Given matrix $\mathbf{M} \in \mathbb{R}^{p \times p}$ and vector $\boldsymbol{\mu} \in \mathbb{R}^{p}$, I want to solve
$$\begin{array}{ll} \underset{\boldsymbol{\beta} \in \mathbb{R}^p}{\text{minimize}} & \boldsymbol{\beta}^T \mathbf{M} \, \boldsymbol{\beta}\\ \text{subject to} & \boldsymbol{\mu}^T \boldsymbol{\beta} \geq \sigma\\ & \boldsymbol{1}^T \boldsymbol{\beta} \leq 1\\ & \beta_i \geq 0, \quad \forall i \in \{ 1,\, 2,\, \dots, \, p\} \end{array}$$
where $\boldsymbol{1} \in\mathbb{R}^p$ is vector of ones.
If we only have the first and second inequality constraints, a closed form solution for $\boldsymbol{\beta}$ can be easily calculated with the Lagrangian method, e.g.,
$$L = \boldsymbol{\beta}^T \, \mathbf{M}\boldsymbol{\beta} + \lambda_1 (\boldsymbol{\mu}^T \boldsymbol{\beta} - \sigma) + \lambda_2 (1 - \boldsymbol{1}^T \boldsymbol{\beta})$$
and then we calculate $\frac{\partial L}{\partial \boldsymbol{\beta}} = 0$, $\frac{\partial L}{\partial \lambda_1} = 0$, and $\frac{\partial L}{\partial \lambda_2} = 0$.
But now how can we deal with the non-negativity constraint and how can the Lagrangian be written? Do you think I have to solve the optimization problem with only the first two inequality constraints, and then after finding
$$\boldsymbol{\beta}^* = \begin{bmatrix} \beta_1^* & \beta_2^* & \cdots & \beta^*_p \end{bmatrix}^T$$
calculate $\max(\beta^*_i, \, 0)$ for $i \in [1,p]$? Any help will be very appreciated!

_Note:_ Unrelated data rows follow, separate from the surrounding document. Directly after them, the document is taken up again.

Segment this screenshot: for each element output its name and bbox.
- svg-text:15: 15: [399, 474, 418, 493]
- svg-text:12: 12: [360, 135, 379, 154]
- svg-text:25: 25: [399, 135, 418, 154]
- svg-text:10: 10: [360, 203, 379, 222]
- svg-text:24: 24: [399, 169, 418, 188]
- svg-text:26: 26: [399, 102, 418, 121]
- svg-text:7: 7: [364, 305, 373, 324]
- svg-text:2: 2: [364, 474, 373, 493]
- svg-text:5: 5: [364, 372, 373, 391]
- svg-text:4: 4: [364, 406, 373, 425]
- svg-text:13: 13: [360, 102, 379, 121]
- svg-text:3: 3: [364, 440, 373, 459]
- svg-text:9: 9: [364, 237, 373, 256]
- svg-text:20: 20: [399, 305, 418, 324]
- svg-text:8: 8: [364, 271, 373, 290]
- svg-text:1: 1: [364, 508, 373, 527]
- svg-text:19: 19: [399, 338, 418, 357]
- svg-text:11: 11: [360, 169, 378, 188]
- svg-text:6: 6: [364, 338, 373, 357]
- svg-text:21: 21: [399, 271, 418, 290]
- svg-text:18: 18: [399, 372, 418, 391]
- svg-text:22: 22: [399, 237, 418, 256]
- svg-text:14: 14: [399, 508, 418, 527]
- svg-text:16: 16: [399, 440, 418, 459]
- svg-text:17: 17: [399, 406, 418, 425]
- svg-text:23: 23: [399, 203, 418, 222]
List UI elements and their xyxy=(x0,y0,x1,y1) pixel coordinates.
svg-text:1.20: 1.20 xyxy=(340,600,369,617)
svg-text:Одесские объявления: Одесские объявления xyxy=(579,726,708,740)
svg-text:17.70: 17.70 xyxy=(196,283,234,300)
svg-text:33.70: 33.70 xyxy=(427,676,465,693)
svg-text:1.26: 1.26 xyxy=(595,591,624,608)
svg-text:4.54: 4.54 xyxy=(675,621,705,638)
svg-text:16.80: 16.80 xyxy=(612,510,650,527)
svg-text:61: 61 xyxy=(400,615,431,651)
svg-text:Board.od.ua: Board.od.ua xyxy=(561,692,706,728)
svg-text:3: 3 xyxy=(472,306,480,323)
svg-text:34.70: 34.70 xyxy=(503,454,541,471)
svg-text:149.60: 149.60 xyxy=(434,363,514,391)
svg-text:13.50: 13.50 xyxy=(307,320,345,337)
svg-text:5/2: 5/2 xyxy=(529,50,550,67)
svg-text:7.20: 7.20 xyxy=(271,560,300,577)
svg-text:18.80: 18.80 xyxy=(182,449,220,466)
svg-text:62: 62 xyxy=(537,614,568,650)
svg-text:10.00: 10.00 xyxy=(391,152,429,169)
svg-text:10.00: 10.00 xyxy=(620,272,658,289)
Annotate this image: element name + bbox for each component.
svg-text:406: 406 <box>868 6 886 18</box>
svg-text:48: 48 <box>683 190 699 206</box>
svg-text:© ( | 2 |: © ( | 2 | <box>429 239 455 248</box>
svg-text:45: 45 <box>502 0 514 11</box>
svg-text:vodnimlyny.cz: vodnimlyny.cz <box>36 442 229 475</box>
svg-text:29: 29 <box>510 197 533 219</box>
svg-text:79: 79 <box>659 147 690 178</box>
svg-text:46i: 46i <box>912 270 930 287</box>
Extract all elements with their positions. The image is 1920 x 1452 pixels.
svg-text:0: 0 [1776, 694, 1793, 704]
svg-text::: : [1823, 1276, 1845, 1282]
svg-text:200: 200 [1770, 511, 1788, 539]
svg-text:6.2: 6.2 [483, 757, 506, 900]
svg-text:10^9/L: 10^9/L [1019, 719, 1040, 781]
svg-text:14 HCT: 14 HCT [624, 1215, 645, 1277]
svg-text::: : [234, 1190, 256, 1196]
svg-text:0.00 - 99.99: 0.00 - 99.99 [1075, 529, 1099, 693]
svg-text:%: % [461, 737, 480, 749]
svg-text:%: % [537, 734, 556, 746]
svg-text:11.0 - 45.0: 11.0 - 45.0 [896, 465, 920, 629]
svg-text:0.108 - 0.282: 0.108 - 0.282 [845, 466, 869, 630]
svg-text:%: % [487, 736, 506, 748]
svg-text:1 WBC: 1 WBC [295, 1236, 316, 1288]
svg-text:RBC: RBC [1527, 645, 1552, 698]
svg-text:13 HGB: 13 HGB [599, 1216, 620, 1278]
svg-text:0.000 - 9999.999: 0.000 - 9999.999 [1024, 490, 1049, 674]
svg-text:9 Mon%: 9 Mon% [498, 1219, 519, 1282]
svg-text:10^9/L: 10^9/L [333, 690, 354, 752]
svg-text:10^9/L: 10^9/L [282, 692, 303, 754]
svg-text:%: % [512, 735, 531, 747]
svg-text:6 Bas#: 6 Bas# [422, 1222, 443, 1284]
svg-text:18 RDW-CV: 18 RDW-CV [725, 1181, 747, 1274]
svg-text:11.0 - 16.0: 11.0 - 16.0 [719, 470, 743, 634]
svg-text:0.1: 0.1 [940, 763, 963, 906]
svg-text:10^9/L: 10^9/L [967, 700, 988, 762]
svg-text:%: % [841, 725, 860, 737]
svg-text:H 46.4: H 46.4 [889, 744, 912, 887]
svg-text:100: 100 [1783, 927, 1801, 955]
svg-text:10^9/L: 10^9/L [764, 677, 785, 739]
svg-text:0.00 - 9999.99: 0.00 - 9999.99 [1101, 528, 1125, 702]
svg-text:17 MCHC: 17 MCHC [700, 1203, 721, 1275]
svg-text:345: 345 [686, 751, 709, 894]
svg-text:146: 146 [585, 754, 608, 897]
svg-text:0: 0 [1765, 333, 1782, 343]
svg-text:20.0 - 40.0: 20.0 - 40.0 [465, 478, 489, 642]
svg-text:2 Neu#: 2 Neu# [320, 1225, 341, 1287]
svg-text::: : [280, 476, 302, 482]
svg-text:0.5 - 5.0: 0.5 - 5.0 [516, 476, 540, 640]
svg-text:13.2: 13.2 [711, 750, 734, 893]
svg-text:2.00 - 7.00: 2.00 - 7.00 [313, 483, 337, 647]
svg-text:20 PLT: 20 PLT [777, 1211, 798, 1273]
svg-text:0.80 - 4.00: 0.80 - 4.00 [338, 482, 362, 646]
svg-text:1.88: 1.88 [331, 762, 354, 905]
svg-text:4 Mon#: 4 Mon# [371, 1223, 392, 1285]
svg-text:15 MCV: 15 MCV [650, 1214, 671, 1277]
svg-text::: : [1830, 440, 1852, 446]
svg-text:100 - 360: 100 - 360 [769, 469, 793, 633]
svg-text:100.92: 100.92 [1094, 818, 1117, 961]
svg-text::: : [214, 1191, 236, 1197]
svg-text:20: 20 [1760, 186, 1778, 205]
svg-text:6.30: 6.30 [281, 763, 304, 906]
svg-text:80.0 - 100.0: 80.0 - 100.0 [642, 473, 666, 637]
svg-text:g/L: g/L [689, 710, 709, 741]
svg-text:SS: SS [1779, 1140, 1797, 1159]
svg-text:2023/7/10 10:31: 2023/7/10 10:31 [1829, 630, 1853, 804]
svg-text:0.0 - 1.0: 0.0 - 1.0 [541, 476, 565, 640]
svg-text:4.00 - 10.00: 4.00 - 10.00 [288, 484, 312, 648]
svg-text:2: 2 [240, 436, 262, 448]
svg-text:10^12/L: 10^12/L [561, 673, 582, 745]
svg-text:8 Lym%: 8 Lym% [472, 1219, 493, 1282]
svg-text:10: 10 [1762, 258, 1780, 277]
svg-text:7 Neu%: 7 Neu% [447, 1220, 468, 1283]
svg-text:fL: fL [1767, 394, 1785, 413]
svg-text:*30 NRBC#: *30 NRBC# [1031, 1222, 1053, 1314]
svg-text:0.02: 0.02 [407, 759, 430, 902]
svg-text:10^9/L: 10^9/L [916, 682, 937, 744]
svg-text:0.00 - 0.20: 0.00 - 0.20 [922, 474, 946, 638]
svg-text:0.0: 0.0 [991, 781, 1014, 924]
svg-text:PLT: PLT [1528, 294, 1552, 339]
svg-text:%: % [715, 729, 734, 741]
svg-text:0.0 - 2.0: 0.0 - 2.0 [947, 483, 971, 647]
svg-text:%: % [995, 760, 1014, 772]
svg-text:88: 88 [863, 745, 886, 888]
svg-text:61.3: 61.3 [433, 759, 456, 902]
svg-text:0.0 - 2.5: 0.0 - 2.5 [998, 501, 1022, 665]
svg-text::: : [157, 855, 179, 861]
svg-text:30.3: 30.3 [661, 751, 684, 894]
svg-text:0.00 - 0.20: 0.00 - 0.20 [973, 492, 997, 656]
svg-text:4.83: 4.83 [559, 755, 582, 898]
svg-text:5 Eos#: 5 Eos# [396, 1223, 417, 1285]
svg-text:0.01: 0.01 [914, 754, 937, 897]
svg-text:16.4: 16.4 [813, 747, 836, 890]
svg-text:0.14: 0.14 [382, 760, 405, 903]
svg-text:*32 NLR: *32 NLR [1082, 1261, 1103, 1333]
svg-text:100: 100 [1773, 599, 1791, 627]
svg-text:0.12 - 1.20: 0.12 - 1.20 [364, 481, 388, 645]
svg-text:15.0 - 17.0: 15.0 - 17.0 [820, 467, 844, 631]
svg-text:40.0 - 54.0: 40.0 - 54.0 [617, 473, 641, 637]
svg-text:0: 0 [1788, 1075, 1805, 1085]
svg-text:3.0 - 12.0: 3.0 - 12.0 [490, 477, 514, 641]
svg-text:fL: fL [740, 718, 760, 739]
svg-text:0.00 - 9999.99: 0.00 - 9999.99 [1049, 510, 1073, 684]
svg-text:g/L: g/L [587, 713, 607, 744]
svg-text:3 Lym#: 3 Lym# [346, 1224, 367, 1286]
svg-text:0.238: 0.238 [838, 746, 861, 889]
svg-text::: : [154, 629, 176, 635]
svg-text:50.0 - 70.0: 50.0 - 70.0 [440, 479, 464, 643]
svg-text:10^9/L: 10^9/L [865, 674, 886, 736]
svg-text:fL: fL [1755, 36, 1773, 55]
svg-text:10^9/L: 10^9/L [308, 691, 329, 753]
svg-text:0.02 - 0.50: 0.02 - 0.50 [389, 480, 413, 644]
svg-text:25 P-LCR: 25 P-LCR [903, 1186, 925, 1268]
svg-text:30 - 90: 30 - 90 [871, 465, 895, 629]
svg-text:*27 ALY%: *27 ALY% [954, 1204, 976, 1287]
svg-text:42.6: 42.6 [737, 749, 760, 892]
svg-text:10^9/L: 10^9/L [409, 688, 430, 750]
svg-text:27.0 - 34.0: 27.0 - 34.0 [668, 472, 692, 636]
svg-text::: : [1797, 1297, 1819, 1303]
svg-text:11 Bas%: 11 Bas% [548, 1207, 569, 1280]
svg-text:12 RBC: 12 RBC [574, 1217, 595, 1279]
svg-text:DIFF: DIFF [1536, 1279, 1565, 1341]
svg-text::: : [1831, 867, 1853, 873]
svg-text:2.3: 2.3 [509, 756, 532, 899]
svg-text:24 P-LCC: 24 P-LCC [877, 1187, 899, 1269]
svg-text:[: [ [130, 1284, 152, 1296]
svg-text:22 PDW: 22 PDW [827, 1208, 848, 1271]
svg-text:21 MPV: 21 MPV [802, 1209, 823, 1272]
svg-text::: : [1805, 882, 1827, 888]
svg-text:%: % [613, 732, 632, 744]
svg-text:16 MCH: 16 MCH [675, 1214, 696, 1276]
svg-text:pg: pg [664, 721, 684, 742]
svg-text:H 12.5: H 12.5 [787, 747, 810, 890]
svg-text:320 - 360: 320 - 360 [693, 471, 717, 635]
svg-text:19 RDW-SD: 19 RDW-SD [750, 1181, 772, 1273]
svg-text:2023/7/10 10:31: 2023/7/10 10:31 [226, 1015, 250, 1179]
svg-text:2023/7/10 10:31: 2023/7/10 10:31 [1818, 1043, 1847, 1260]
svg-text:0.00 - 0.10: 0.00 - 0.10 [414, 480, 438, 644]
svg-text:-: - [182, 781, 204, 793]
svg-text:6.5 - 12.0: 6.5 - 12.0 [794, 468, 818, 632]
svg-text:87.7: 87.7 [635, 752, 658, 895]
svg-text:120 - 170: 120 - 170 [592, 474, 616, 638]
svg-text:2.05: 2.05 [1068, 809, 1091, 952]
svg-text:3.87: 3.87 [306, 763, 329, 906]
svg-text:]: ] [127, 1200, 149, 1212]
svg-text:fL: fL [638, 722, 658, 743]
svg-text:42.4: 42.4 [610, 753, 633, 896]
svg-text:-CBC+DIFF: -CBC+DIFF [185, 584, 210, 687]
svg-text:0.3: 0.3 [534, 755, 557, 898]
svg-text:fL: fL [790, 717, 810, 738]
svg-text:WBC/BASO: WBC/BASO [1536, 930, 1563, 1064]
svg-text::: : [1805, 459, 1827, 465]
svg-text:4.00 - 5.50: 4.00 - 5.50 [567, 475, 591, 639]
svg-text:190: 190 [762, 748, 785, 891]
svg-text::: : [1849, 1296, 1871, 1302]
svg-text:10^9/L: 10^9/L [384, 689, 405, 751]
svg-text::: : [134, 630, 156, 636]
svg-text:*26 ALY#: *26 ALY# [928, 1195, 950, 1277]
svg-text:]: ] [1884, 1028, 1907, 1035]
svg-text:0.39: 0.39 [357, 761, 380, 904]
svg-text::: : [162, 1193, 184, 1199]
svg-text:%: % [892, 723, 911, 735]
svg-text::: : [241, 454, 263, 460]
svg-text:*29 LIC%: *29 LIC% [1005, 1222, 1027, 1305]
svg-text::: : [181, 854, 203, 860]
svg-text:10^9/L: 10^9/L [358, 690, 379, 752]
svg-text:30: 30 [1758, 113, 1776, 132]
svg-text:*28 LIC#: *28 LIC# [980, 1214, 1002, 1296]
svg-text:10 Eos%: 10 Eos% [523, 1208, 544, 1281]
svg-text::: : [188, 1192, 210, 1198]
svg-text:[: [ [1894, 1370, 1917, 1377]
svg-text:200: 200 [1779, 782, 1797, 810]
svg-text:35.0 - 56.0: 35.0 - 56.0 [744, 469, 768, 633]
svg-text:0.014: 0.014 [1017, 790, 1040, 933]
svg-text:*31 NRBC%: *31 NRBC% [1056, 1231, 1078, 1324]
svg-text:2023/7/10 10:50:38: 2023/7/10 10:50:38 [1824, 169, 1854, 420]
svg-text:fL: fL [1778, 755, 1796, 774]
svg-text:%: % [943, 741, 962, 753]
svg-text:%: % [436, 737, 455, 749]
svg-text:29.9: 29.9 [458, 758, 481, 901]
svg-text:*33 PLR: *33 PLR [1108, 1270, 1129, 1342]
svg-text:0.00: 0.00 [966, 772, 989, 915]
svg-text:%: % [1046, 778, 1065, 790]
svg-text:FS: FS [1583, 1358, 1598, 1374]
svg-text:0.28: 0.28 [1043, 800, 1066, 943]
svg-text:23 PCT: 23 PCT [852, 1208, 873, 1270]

The approach you suggested, using only (1) and (3) to find a candidate solution and then projecting onto nonnegative vectors will not generally work on its own. However, an iterative method using the same idea is called proximal gradient descent. Given a function $f(x)$ and the constraint that $x \in A$, the set of feasible solutions, as long as you can compute the projection operator $P_A$ you can use the projection of small updates to $x$ in the direction of the gradient as an iterative update.
$$ x \leftarrow P_A(x - \alpha\nabla f(x)) $$
Where $\alpha$ is a step size that can be chosen with a line search or heuristically. If too large, you can run the risk of moving too far away from the feasible set and getting slow convergence or divergence.
You have multiple, more complex constraints though, and it may be difficult to find a simple expression for a projection onto the intersection of the constraints. A potential solution is to use Dijkstra's algorithm for projections onto the intersection of sets. Naively cycling through the constraints and projecting onto them one at a time may not give the projection onto the intersection- it will be a point in the intersection, but it may not be the closest point to the input. Dijkstra's algorithm will with just a small amount of extra bookkeeping.
Another option is to simplify the problem- choose two elements of the current solution that violate their constraints, and solve for their optimal values holding all else constant. It will be a much simpler subproblem and can be very efficient for some problems. It will end up looking very much like the sequential minimal optimization method used to solve support vector machine learning- you may be able to adapt it nearly directly. This has the benefit of only needing to operate on the variables violating the constraints after each step, so if the solution path stays close to the interior of the constraints it will be close to unconstrained gradient descent in performance.
That said, if what you need is a solution and it's not important that you write it yourself, you will almost certainly have better performance with a general quadratic programming library. Setting up the problem in Python's cvxopt package takes less than 5 lines of code and an immense amount of work has been done on these kinds of solvers that you don't have to recreate.